Journal Human molecular genetics
Volume (Issue) 22(9)
Page(s) 1903 - 10
Title of proceedings Human molecular genetics
DOI 10.1093/hmg/ddt033


Human genetic variation contributes to differences in susceptibility to HIV-1 infection. To search for novel host resistance factors, we performed a genome-wide association study (GWAS) in hemophilia patients highly exposed to potentially contaminated factor VIII infusions. Individuals with hemophilia A and a documented history of factor VIII infusions before the introduction of viral inactivation procedures (1979-1984) were recruited from 36 hemophilia treatment centers (HTCs), and their genome-wide genetic variants were compared with those from matched HIV-infected individuals. Homozygous carriers of known CCR5 resistance mutations were excluded. Single nucleotide polymorphisms (SNPs) and inferred copy number variants (CNVs) were tested using logistic regression. In addition, we performed a pathway enrichment analysis, a heritability analysis, and a search for epistatic interactions with CCR5 Δ32 heterozygosity. A total of 560 HIV-uninfected cases were recruited: 36 (6.4%) were homozygous for CCR5 Δ32 or m303. After quality control and SNP imputation, we tested 1 081 435 SNPs and 3686 CNVs for association with HIV-1 serostatus in 431 cases and 765 HIV-infected controls. No SNP or CNV reached genome-wide significance.
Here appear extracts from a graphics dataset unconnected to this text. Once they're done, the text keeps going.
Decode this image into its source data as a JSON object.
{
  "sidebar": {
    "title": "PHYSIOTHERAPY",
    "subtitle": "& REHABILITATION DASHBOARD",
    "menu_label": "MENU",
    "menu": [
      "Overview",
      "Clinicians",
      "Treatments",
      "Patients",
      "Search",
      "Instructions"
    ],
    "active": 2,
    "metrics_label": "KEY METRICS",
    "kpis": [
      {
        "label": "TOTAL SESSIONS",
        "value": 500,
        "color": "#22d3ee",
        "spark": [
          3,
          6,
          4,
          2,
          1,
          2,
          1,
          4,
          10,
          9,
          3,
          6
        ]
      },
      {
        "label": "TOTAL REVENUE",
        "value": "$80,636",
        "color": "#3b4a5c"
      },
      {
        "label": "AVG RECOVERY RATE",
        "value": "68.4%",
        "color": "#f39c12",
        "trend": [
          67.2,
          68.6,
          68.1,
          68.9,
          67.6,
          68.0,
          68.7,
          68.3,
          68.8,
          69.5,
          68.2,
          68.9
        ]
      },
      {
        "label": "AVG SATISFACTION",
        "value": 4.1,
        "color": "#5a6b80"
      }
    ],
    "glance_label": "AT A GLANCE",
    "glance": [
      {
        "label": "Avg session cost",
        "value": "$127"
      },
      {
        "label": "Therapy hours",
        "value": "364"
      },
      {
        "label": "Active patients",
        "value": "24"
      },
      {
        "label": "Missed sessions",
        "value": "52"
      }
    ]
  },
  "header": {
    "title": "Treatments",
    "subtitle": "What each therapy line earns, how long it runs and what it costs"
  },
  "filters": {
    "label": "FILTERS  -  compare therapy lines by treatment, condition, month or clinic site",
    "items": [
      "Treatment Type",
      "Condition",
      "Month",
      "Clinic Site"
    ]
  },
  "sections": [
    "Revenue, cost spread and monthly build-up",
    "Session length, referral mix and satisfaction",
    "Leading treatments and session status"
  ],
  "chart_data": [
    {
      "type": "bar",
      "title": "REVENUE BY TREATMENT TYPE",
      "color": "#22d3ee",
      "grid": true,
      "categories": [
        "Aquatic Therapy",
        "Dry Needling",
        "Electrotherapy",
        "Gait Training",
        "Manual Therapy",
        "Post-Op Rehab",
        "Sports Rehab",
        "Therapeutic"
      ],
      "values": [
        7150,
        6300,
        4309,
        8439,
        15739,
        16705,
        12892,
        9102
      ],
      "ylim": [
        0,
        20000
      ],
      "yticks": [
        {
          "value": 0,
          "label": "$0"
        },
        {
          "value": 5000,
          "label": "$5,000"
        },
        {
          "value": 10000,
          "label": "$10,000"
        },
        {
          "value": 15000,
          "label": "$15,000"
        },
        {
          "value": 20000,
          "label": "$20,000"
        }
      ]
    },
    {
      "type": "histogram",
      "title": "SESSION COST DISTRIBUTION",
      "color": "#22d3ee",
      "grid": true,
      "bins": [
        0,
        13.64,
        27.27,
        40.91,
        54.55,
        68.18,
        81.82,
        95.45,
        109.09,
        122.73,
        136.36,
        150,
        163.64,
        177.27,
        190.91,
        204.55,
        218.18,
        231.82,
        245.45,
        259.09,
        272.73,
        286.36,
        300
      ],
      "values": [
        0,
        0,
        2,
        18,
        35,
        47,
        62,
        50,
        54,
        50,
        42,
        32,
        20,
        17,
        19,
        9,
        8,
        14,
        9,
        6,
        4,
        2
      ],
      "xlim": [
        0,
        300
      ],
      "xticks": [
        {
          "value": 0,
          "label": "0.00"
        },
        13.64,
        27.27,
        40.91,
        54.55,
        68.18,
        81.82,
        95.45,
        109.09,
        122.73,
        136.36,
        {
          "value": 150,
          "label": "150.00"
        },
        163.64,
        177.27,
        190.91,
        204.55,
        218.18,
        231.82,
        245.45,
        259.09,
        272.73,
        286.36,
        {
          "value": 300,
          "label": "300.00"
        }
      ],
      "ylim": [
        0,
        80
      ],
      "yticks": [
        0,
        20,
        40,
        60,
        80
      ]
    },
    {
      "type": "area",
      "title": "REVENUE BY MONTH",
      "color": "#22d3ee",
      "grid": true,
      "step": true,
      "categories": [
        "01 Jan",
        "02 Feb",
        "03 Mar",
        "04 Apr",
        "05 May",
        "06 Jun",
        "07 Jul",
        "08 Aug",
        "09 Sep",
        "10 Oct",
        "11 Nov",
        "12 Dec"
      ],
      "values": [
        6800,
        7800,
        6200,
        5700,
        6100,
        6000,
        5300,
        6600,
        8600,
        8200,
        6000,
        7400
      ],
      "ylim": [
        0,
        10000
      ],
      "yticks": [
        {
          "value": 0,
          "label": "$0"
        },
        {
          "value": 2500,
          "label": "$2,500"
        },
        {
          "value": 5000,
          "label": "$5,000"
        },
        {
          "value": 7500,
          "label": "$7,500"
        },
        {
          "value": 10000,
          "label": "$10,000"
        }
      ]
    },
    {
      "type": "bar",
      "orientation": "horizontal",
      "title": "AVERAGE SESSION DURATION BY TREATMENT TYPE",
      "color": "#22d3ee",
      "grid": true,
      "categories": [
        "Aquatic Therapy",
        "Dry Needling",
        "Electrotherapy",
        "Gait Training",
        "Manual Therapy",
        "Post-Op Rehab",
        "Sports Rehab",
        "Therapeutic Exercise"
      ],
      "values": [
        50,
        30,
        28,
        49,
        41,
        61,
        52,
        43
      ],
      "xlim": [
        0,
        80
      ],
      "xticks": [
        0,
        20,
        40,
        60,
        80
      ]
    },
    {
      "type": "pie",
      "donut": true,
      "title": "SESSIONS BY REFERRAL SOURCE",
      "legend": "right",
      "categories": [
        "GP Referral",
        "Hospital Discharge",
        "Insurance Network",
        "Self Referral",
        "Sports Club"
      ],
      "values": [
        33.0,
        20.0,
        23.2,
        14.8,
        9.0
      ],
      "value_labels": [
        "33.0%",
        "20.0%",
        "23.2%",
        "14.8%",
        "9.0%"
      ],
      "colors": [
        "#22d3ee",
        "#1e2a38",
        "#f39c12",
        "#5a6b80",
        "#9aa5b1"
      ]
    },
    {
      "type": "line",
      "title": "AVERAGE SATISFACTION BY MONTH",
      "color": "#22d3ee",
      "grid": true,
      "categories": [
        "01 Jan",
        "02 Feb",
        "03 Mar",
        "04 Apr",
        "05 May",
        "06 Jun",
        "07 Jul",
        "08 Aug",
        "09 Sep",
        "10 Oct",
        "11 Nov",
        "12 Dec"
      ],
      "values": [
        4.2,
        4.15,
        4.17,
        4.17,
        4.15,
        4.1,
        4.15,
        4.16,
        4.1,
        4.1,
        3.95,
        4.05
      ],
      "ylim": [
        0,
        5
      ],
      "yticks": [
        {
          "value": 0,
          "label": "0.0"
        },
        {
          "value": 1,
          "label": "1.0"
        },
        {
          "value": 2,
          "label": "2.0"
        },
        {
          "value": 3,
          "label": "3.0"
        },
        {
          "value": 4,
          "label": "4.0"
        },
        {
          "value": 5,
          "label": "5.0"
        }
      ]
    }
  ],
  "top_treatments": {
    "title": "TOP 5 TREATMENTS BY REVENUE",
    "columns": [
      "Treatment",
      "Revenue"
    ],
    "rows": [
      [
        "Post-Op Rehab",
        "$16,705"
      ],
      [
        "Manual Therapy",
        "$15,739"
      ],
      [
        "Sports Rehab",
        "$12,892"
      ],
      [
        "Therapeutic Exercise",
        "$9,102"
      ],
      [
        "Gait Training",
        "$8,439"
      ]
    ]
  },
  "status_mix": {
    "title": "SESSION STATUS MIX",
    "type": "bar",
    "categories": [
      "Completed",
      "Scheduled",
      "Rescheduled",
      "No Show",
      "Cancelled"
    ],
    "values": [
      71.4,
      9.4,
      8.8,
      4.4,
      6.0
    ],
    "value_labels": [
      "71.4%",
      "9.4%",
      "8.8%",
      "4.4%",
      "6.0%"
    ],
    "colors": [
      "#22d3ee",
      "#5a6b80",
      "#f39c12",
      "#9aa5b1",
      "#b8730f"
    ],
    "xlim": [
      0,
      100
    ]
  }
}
The additional analyses did not reveal any strong genetic effect. Highly exposed, yet uninfected hemophiliacs form an ideal study group to investigate host resistance factors. Using a genome-wide approach, we did not detect any significant associations between SNPs and HIV-1 susceptibility, indicating that common genetic variants of major effect are unlikely to explain the observed resistance phenotype in this population.